Driving out of town with my after-school job money, I would go to a rent by the hour stable.
This stable existed long before rules of insurance, helmets, waiver contracts, guided rides and walk only stipulations.
Here, I found my solace in a strawberry roan gelding named Jam. He wasn’t the prettiest, nor well conformed, but he was the one I connected to.
He and I would find mazes of trails alone, my hair in the wind and an unforgiving time ticking on the watch. Walking by canals and trotting into a pond and cantering under Spanish moss covered oaks, he was kind, eager, and comfortable.
He would easily move into any transition and come back down with the slightest pressure. He was remarkable to me; at the time, I was ignorant about horses and this was bliss.The only thing that I had was willingness, the hourly rate, and the fever in my heart for horses.
He heard my stories, my dreams and how amazing I thought he was. He accepted the scratches and patting I gave him and seemed to take it all in. I think he knew I wouldn’t work him real hard and figured he could charm me out of the stash of carrots in my pockets. Which he did.
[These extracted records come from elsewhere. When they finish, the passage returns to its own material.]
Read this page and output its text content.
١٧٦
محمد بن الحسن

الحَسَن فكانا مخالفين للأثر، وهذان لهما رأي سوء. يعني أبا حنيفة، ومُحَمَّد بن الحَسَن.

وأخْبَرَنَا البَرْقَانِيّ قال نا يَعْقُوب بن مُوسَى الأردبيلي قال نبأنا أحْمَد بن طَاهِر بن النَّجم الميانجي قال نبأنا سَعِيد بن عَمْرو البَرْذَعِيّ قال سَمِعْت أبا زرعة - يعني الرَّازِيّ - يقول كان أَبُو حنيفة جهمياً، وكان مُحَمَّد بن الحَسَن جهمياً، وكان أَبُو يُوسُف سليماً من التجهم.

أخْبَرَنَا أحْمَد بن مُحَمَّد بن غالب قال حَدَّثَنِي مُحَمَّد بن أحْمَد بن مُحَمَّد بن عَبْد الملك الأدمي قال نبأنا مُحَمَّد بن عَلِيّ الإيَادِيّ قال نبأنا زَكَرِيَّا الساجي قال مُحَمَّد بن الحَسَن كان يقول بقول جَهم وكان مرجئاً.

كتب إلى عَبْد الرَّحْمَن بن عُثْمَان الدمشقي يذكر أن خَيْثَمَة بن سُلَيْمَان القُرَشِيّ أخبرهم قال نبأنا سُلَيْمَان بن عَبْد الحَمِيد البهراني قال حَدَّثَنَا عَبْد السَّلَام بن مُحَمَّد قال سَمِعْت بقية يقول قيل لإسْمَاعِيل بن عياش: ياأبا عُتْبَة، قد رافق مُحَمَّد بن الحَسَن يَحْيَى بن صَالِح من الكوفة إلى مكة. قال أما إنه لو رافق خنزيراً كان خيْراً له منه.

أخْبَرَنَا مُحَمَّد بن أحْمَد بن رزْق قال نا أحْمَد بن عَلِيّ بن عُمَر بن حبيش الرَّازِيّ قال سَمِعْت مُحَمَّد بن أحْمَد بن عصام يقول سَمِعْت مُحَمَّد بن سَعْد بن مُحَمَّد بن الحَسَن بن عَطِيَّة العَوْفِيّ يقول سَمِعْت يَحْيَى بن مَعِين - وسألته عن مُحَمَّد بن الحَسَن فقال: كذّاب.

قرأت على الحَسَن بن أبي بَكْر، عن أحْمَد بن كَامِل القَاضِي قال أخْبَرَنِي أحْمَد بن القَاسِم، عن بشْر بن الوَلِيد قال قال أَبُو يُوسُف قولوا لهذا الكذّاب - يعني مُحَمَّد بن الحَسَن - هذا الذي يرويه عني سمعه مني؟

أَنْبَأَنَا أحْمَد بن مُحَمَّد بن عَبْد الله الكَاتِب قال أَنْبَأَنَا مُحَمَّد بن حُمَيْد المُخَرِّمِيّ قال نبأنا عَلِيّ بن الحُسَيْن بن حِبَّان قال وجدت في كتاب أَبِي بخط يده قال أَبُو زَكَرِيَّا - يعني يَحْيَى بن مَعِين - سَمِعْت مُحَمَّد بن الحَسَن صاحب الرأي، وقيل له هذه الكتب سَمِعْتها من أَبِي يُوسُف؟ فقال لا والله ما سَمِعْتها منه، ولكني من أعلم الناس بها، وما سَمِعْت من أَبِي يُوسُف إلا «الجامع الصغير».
We would hide in the thick brush when we heard other riders coming, running past us, hooping and howling. We had our own thing and the yahoos weren't going to spoil it. I also didn’t like the thought of someone doing that to him on the days I didn’t show up.
The fondness for a strawberry roan is still with me.
Jam was sold and our time together ended. I was glad for him; he was special and needed his own person.
To this day I try to replicate that feeling, that connection. I imagine that is why I am attempting to learn dressage, to attain unity and gain the effortless.
Boy, I’ll let you know when THAT happens, lol!